Festtage im Nordwesten

Drei der besten deutschen Basketballteams kommen aus der nordwestdeutschen Provinz, wo sie den anderen Sportarten längst den Rang abgelaufen haben. Ein Derby wird da zum echten Ereignis

Von ULRICH BERNSTORF

Samstagabend in Quakenbrück. Die ganze Stadt scheint auf den Beinen. Knapp 13.000 Einwohner hat das Herz der Samtgemeinde Artland auf halber Strecke zwischen Oldenburg und Osnabrück. Und sie hat ein Bundesligateam. Die Spiele der Artland Dragons gelten als Erlebnis, das Derby gegen die Oldenburger EWE Baskets ist seit Monaten ausverkauft.

Die Spannung ist mit den Händen zu greifen. Wer wird auflaufen? Bei den Dragons drohen drei bis vier der wichtigsten Akteure auszufallen. Wie werden die Baskets den Verlust von Tyron McCoy verkraften? Die Mannschaften kennen sich, stets bestreitet man in der Saisonvorbereitung einige Spiele, die Trainer pflegen eine Freundschaft unter Gentlemen. Erleichterung dann auf den Rängen der Gastgeber, als die starting five auf dem Feld stehen: Alle sind rechtzeitig fit geworden.
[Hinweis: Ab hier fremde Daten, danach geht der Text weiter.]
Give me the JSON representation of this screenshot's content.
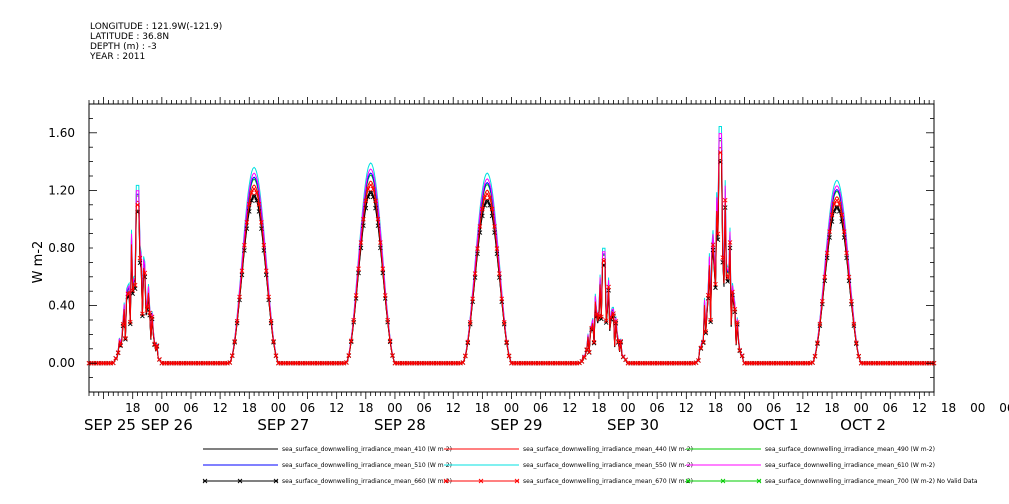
{
  "header": {
    "longitude": "LONGITUDE : 121.9W(-121.9)",
    "latitude": "LATITUDE : 36.8N",
    "depth": "DEPTH (m) : -3",
    "year": "YEAR : 2011"
  },
  "chart_data": {
    "type": "line",
    "ylabel": "W m-2",
    "xlabel": "",
    "ylim": [
      -0.2,
      1.8
    ],
    "xlim_hours": [
      "2011-09-25T09:00",
      "2011-10-02T15:00"
    ],
    "yticks": [
      "0.00",
      "0.40",
      "0.80",
      "1.20",
      "1.60"
    ],
    "xtick_hour_labels": [
      "18",
      "00",
      "06",
      "12",
      "18",
      "00",
      "06",
      "12",
      "18",
      "00",
      "06",
      "12",
      "18",
      "00",
      "06",
      "12",
      "18",
      "00",
      "06",
      "12",
      "18",
      "00",
      "06",
      "12",
      "18",
      "00",
      "06",
      "12",
      "18",
      "00",
      "06",
      "12"
    ],
    "day_labels": [
      "SEP 25",
      "SEP 26",
      "SEP 27",
      "SEP 28",
      "SEP 29",
      "SEP 30",
      "OCT  1",
      "OCT  2"
    ],
    "grid": false,
    "legend_position": "bottom",
    "series": [
      {
        "name": "sea_surface_downwelling_irradiance_mean_410 (W m-2)",
        "color": "#000000",
        "scale": 0.86
      },
      {
        "name": "sea_surface_downwelling_irradiance_mean_440 (W m-2)",
        "color": "#ff0000",
        "scale": 0.91
      },
      {
        "name": "sea_surface_downwelling_irradiance_mean_490 (W m-2)",
        "color": "#00cc00",
        "scale": 0.94
      },
      {
        "name": "sea_surface_downwelling_irradiance_mean_510 (W m-2)",
        "color": "#0000ff",
        "scale": 0.95
      },
      {
        "name": "sea_surface_downwelling_irradiance_mean_550 (W m-2)",
        "color": "#00e0e0",
        "scale": 1.0
      },
      {
        "name": "sea_surface_downwelling_irradiance_mean_610 (W m-2)",
        "color": "#ff00ff",
        "scale": 0.97
      },
      {
        "name": "sea_surface_downwelling_irradiance_mean_660 (W m-2)",
        "color": "#000000",
        "scale": 0.85,
        "marker": "x"
      },
      {
        "name": "sea_surface_downwelling_irradiance_mean_670 (W m-2)",
        "color": "#ff0000",
        "scale": 0.89,
        "marker": "x"
      },
      {
        "name": "sea_surface_downwelling_irradiance_mean_700 (W m-2) No Valid Data",
        "color": "#00cc00",
        "scale": 0,
        "marker": "x"
      }
    ],
    "daily_peaks_550": [
      {
        "day": "SEP 25",
        "peak": 1.3,
        "noon_hour": 19,
        "cloudy": true
      },
      {
        "day": "SEP 26",
        "peak": 1.36,
        "noon_hour": 19
      },
      {
        "day": "SEP 27",
        "peak": 1.39,
        "noon_hour": 19
      },
      {
        "day": "SEP 28",
        "peak": 1.32,
        "noon_hour": 19
      },
      {
        "day": "SEP 29",
        "peak": 0.84,
        "noon_hour": 19,
        "cloudy": true
      },
      {
        "day": "SEP 30",
        "peak": 1.73,
        "noon_hour": 19,
        "cloudy": true
      },
      {
        "day": "OCT  1",
        "peak": 1.27,
        "noon_hour": 19
      }
    ]
  }
}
Die Gäste zeigen sich zunächst unbeeindruckt. Sechs Tage zuvor haben sie den anderen Nachbarn, Bremerhaven, in eigener Halle bezwungen. Die Verteidigung erwirkt schnell einen Vorsprung, der noch bis zur Pause hält. Doch dann legen die Dragons die Nervosität ab und gehen in Front. Jetzt ist es ein echtes Derby, der Lärm in der Arena wird ohrenbetäubend. Was Wirkung zeigt auf die Oldenburger: Hier verlässt sich zunehmend einer auf den anderen. Ganze acht Punkte bringen sie im dritten Viertel zustande. Der am Meniskus operierte McCoy muss von der Bank aus mit ansehen, wie auf der anderen Seite Filiberto Rivera in bestechender Form seine Mitspieler in Szene setzt. Im letzten Viertel halten die Gastgeber den Vorsprung und lassen sich nach der Schlusssirene feiern. Wieder mal ein Festtag im Artland.
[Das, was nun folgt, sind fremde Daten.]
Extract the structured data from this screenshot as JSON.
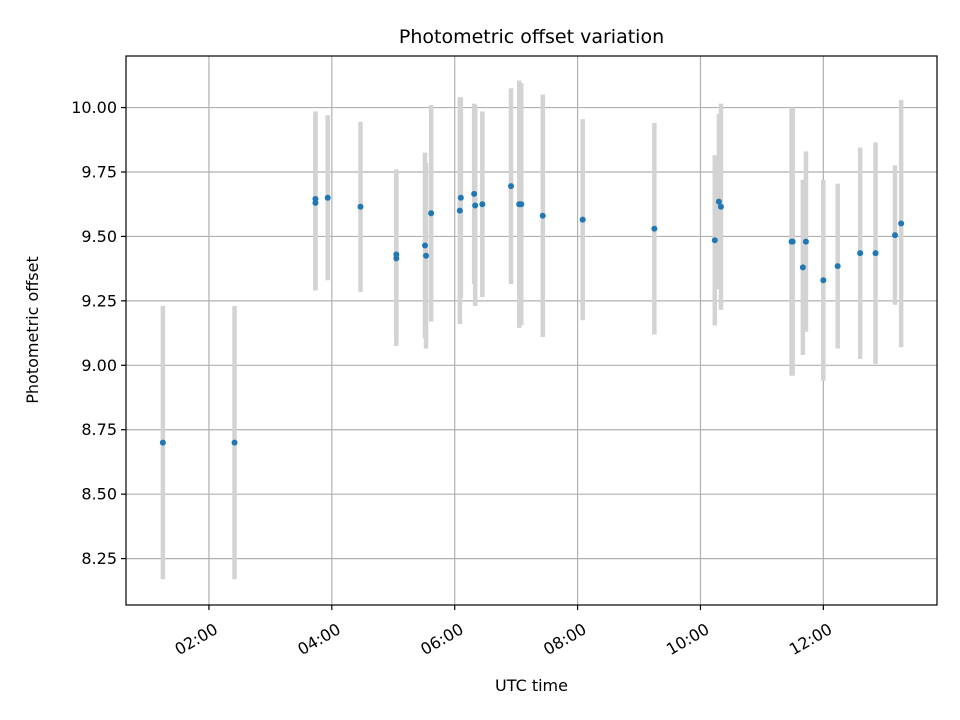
{
  "chart_data": {
    "type": "scatter",
    "title": "Photometric offset variation",
    "xlabel": "UTC time",
    "ylabel": "Photometric offset",
    "x_ticks": [
      "02:00",
      "04:00",
      "06:00",
      "08:00",
      "10:00",
      "12:00"
    ],
    "y_ticks": [
      "8.25",
      "8.50",
      "8.75",
      "9.00",
      "9.25",
      "9.50",
      "9.75",
      "10.00"
    ],
    "xlim": [
      "00:39",
      "13:51"
    ],
    "ylim": [
      8.07,
      10.2
    ],
    "grid": true,
    "series": [
      {
        "marker_color": "#1f77b4",
        "errorbar_color": "#d3d3d3",
        "points": [
          {
            "x": "01:15",
            "y": 8.7,
            "err": 0.53
          },
          {
            "x": "02:25",
            "y": 8.7,
            "err": 0.53
          },
          {
            "x": "03:44",
            "y": 9.63,
            "err": 0.34
          },
          {
            "x": "03:44",
            "y": 9.645,
            "err": 0.34
          },
          {
            "x": "03:56",
            "y": 9.65,
            "err": 0.32
          },
          {
            "x": "04:28",
            "y": 9.615,
            "err": 0.33
          },
          {
            "x": "05:03",
            "y": 9.43,
            "err": 0.33
          },
          {
            "x": "05:03",
            "y": 9.415,
            "err": 0.34
          },
          {
            "x": "05:31",
            "y": 9.465,
            "err": 0.36
          },
          {
            "x": "05:32",
            "y": 9.425,
            "err": 0.36
          },
          {
            "x": "05:37",
            "y": 9.59,
            "err": 0.42
          },
          {
            "x": "06:05",
            "y": 9.6,
            "err": 0.44
          },
          {
            "x": "06:06",
            "y": 9.65,
            "err": 0.39
          },
          {
            "x": "06:19",
            "y": 9.665,
            "err": 0.35
          },
          {
            "x": "06:20",
            "y": 9.62,
            "err": 0.39
          },
          {
            "x": "06:27",
            "y": 9.625,
            "err": 0.36
          },
          {
            "x": "06:55",
            "y": 9.695,
            "err": 0.38
          },
          {
            "x": "07:03",
            "y": 9.625,
            "err": 0.48
          },
          {
            "x": "07:05",
            "y": 9.625,
            "err": 0.47
          },
          {
            "x": "07:26",
            "y": 9.58,
            "err": 0.47
          },
          {
            "x": "08:05",
            "y": 9.565,
            "err": 0.39
          },
          {
            "x": "09:15",
            "y": 9.53,
            "err": 0.41
          },
          {
            "x": "10:14",
            "y": 9.485,
            "err": 0.33
          },
          {
            "x": "10:18",
            "y": 9.635,
            "err": 0.34
          },
          {
            "x": "10:20",
            "y": 9.615,
            "err": 0.4
          },
          {
            "x": "11:29",
            "y": 9.48,
            "err": 0.52
          },
          {
            "x": "11:30",
            "y": 9.48,
            "err": 0.52
          },
          {
            "x": "11:40",
            "y": 9.38,
            "err": 0.34
          },
          {
            "x": "11:43",
            "y": 9.48,
            "err": 0.35
          },
          {
            "x": "12:00",
            "y": 9.33,
            "err": 0.39
          },
          {
            "x": "12:14",
            "y": 9.385,
            "err": 0.32
          },
          {
            "x": "12:36",
            "y": 9.435,
            "err": 0.41
          },
          {
            "x": "12:51",
            "y": 9.435,
            "err": 0.43
          },
          {
            "x": "13:10",
            "y": 9.505,
            "err": 0.27
          },
          {
            "x": "13:16",
            "y": 9.55,
            "err": 0.48
          }
        ]
      }
    ]
  }
}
In der vierten Erstligasaison ist die Mannschaft von Chris Flemming mittlerweile eine Macht. Im vergangenen Jahr reichte es für Platz fünf und ein denkwürdiges Play-Off-Duell mit den Eisbären Bremerhaven, dem Newcomer und dritten im Bunde der Liga-Nordwestriege. Eine Entwicklung, die so mancher der Liga-Oberen mit Skepsis verfolgt, denn im Sinne besserer Vermarktung dachte man eher an eine Expansion in die Großstädte. Doch die bodenständige und solide Arbeit der Verantwortlichen hat die drei Provinzteams etabliert. Das Quakenbrücker Wunder hat der ehemalige Junioren-Nationalspieler Günter Kollmann ermöglicht. Der schwerreiche Textilunternehmer investierte über Jahre erhebliche Summen in sein Team und stellte rechtzeitig zum Aufstieg sicher, dass es eine neue bundesligataugliche Halle bekommt. Alles aus purer Basketballverrücktheit, so heißt es.
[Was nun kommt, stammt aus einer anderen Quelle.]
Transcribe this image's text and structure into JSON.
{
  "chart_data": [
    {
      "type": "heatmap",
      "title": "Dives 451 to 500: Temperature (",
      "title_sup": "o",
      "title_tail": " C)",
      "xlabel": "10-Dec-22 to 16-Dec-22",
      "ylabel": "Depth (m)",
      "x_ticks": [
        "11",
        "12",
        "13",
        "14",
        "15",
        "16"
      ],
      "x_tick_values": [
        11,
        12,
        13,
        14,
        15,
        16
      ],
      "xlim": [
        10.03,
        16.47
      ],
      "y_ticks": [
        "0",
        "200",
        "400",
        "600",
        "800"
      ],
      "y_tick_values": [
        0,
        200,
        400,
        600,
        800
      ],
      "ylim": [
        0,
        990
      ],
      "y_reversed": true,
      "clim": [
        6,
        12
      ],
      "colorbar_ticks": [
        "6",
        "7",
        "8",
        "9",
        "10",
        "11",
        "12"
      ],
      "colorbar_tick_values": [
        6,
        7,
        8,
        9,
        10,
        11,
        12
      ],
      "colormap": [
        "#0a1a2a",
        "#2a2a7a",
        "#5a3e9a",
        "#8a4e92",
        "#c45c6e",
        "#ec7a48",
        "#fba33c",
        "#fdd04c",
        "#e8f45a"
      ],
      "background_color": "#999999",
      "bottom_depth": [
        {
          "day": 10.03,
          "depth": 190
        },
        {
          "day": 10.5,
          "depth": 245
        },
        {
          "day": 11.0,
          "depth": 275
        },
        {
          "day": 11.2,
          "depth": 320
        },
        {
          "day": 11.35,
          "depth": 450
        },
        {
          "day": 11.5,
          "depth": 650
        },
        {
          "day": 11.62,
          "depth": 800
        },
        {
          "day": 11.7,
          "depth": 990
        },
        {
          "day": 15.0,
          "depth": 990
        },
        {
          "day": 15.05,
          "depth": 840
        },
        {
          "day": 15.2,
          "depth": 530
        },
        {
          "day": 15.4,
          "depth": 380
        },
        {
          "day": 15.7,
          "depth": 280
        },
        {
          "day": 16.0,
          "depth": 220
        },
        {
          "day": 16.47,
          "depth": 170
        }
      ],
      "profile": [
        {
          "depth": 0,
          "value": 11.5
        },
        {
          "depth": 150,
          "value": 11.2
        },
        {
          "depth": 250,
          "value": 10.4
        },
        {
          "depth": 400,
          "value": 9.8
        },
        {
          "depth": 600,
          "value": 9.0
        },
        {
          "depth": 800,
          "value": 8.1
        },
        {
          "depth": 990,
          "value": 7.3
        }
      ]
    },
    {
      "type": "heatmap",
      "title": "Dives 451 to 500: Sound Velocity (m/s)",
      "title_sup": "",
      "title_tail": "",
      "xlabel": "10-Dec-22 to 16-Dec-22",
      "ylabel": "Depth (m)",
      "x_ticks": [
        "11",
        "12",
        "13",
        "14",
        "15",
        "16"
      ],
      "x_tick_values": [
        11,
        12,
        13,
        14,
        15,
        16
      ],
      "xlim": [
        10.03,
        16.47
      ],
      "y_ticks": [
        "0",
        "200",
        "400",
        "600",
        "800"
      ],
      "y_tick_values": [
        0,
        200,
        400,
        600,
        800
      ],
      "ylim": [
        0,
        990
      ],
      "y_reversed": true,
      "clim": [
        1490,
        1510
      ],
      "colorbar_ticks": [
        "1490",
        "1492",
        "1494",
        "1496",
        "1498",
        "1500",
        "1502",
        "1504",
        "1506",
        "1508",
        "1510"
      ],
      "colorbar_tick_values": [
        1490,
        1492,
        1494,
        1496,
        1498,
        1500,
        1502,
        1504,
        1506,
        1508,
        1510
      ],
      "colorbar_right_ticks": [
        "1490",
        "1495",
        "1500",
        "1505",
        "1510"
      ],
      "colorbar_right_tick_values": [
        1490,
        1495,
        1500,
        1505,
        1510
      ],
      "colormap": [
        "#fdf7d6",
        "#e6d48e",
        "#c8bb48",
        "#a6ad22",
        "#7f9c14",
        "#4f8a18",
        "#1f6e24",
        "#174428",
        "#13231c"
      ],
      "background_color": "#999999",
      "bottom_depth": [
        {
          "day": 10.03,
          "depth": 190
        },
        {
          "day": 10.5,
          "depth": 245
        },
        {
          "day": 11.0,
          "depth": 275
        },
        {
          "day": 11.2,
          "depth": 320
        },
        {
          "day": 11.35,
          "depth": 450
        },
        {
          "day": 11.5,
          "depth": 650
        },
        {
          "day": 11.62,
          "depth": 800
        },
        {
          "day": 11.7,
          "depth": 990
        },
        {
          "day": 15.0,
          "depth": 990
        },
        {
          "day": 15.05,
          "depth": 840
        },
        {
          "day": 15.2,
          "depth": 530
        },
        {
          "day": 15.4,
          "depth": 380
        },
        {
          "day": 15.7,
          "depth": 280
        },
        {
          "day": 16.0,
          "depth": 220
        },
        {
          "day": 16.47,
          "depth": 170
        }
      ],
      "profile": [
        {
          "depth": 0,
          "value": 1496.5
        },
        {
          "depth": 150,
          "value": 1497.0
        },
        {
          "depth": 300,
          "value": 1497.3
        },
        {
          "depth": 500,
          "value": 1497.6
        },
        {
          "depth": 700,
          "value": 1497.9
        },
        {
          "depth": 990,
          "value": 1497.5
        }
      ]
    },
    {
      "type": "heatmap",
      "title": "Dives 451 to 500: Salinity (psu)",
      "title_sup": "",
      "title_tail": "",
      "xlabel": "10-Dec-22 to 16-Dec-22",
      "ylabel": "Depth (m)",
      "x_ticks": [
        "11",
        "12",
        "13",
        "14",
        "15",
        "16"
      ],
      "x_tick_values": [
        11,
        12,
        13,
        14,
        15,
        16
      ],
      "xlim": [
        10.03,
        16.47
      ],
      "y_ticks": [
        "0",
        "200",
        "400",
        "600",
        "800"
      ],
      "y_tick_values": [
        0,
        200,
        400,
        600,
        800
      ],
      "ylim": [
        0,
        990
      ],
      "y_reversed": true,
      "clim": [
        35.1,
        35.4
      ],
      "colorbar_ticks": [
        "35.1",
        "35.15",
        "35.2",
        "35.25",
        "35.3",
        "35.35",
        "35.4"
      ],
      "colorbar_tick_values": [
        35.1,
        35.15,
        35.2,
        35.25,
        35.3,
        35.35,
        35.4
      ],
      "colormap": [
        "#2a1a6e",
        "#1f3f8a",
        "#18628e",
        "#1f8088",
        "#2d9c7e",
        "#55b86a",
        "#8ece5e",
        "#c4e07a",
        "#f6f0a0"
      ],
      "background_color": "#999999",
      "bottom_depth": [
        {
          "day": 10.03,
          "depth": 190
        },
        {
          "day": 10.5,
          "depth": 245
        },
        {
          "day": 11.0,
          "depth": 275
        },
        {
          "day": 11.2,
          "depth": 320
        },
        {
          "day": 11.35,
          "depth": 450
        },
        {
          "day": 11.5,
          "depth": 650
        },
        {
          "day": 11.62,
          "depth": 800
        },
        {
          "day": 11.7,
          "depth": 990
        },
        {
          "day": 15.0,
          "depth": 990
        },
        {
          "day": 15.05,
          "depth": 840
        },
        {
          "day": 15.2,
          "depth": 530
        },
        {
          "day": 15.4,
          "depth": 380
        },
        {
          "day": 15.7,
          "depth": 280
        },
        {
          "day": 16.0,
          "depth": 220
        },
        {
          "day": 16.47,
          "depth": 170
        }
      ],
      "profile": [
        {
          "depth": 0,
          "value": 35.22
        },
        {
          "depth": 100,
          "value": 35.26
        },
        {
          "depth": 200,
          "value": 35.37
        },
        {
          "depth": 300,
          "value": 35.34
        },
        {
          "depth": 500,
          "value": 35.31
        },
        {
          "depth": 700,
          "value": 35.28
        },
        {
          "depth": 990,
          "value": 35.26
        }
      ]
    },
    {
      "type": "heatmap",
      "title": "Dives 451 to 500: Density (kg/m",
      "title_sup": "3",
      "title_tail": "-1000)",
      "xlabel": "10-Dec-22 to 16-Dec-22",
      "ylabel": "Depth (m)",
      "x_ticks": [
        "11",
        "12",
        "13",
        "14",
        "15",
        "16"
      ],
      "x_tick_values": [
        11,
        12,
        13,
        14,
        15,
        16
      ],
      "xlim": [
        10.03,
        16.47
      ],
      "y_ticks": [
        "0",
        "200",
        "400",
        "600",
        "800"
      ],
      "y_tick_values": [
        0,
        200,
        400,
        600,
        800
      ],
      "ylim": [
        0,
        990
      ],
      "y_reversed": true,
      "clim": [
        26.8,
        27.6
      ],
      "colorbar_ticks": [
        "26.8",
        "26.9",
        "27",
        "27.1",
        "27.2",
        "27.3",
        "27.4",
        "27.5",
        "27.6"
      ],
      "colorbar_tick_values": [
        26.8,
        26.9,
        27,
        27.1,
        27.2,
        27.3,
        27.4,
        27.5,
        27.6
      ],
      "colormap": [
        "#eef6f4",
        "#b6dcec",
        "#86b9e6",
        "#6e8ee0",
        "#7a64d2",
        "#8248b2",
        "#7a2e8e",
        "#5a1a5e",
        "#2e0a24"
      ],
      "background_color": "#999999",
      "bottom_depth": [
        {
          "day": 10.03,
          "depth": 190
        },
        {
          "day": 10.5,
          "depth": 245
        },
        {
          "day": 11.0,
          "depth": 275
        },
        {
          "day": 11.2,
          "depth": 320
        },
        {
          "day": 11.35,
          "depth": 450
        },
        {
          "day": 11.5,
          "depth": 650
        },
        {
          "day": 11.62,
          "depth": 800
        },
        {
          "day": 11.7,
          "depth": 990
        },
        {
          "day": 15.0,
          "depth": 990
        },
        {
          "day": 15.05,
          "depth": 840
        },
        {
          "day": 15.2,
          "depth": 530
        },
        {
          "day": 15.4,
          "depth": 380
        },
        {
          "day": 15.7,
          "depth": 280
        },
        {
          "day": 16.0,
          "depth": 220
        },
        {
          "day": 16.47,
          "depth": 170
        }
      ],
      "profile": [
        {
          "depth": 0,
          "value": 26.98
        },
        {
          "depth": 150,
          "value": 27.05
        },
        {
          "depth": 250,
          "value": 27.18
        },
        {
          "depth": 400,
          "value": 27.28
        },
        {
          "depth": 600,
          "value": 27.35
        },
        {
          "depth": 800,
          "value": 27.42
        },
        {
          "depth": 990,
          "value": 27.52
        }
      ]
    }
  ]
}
Da muss man im benachbarten Oldenburg schon aufpassen, nicht ins Hintertreffen zu geraten. Der regionale Energieversorger EWE investiert mehr als drei Millionen Euro pro Jahr in die Mannschaft, die es in den vergangenen vier Jahren stets unter die ersten acht und damit in die Play-Offs geschafft hat. Auch in Oldenburg gibt es eine neue Arena, deren Architektur bereits die gehobenen Ansprüche unterstreicht, die das Team erfüllen soll. Schwierigkeiten bereiten die häufigen Wechsel: Nur drei Spieler des Kaders aus dem Vorjahr sind noch dabei. Elf neue kamen, ebenso viele verließen den Club.

Die meist US-amerikanischen Profis sind Wandervögel, immer auf der Suche nach guten Angeboten in ganz Europa oder auch in Asien. Dies bedeutet alljährliche Aufbauarbeit für Headcoach Don Beck. Als zu Saisonbeginn der in die Jahre gekommene McCoy für Wochen ausfiel, legten die Baskets mit fünf Pleiten einen echten Fehlstart hin. Mittlerweile haben sie sich wieder an die Play-Off-Plätze herangearbeitet. Man übt sich in Zuversicht: Das Team habe genug Qualität, auch in diesem Jahr die Hauptrunde zu überstehen. Und im Viertelfinale darf es dann gerne ein Derby sein.